In this 2000 photo, attorney Laurence Henry Tribe addresses the press outside the Supreme Court in Washington. Tribe is a nationally renowned constitutional scholar and has argued many First Amendment cases before the U.S. Supreme Court. (AP Photo/Kamenko Pajic, used with permission from the Associated Press)

Laurence Henry Tribe (1941– ), professor at Harvard Law School, is regarded as one of the preeminent scholars in the field of constitutional law and First Amendment scholarship.

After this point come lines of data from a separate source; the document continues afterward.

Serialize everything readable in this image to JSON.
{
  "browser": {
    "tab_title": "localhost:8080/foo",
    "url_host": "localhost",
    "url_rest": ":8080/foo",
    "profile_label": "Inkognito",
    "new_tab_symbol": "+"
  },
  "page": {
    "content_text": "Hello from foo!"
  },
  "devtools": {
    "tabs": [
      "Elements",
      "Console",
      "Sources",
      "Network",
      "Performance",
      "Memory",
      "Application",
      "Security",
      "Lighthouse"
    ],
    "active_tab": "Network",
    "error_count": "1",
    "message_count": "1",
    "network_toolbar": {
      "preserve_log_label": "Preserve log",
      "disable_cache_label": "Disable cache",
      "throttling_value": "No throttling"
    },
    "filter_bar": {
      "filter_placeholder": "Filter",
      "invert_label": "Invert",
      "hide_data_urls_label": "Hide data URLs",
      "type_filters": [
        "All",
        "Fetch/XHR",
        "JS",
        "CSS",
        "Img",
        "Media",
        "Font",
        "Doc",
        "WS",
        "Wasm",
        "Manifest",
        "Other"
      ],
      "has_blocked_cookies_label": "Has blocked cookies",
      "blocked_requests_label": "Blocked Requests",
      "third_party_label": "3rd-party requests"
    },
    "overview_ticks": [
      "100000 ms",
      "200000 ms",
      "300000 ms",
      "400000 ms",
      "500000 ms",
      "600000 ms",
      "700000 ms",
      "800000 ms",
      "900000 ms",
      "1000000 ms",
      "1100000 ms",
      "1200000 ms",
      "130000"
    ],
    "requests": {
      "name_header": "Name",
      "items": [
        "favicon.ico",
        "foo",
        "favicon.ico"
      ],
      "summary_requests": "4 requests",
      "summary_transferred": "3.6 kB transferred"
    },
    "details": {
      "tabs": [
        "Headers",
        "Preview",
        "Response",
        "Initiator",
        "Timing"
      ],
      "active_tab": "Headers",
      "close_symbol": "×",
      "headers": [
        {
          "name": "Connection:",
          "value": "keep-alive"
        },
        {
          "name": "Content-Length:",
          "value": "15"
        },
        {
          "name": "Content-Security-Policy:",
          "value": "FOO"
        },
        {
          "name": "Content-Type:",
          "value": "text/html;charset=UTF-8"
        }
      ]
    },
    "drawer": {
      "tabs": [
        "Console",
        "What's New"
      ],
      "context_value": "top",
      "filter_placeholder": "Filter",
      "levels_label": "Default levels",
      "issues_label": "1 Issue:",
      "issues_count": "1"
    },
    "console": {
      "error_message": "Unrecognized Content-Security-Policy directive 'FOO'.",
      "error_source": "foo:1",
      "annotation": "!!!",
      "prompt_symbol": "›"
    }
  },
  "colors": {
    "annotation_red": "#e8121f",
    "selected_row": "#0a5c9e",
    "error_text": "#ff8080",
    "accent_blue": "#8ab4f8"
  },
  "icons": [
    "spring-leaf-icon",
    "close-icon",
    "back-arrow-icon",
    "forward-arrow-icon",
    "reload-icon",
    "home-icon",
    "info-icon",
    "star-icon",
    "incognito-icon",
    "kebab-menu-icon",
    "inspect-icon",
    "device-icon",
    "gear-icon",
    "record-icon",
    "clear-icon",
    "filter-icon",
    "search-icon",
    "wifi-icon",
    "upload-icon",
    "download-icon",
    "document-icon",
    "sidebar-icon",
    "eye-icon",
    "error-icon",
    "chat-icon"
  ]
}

Born in Shanghai, China, to Russian-Jewish immigrants, Tribe attended public schools in San Francisco and entered Harvard University in 1958 on a full scholarship. He graduated in four years with a degree in mathematics but decided to pursue a law degree. In 1966 he graduated magna cum laude from Harvard Law School and began his career as a legal clerk for several justices of the California Supreme Court.

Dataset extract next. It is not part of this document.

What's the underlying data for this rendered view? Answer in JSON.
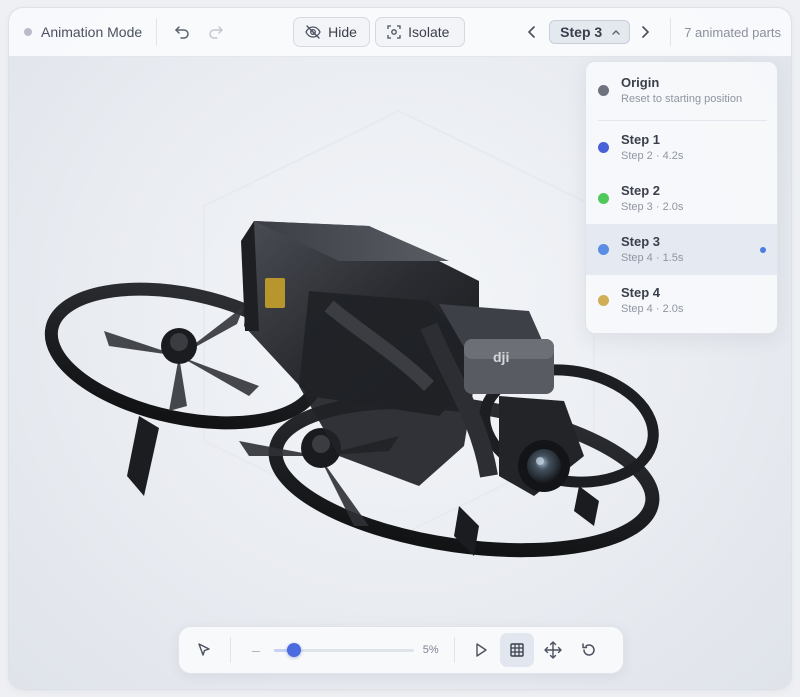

Tribe was law school professor, author

After joining the Harvard Law School faculty in 1969, Tribe was chosen by Time magazine as one of 10 exceptional professors of law in the country in 1977. He published American Constitutional Law in 1978, which proved to be greatly influential in legal circles, and went on to write God Save this Honorable Court in 1985, Abortion: The Clash of Absolutes in 1990, On Reading the Constitution in 1991, and Constitutional Choices in 2001.

He received the title “University Professor” at Harvard, a distinction awarded to only 49 professors at the university in the 20th century. The graduating class of 2000 voted him best professor, and he has received honorable degrees from numerous universities. In 1978 he helped write the constitution for the Marshall Islands, and he later helped write the constitutions of the Czech Republic and South Africa.

Tribe has argued First Amendment cases before Supreme Court

He began litigating in 1978 and has been lead counsel in many U.S. Supreme Court cases.

Of these, the First Amendment cases he has argued before the high court include: Johanns v. Livestock Marketing Association (2005), United States v. United Foods Inc. (2001), Timmons v. Twin Cities Area New Party (1997), Rust v. Sullivan (1991), Sable Communications of California v. Federal Communications Commission (1989), Larkin v. Grendel’s Den, Inc. (1982), Heffron v. International Society for Krishna Consciousness (1981), and Richmond Newspapers, Inc. v. Virginia (1980).

One of his most famous cases was Bush v. Gore I and II in December 2000 in which he argued for Democratic presidential candidate Albert Gore Jr.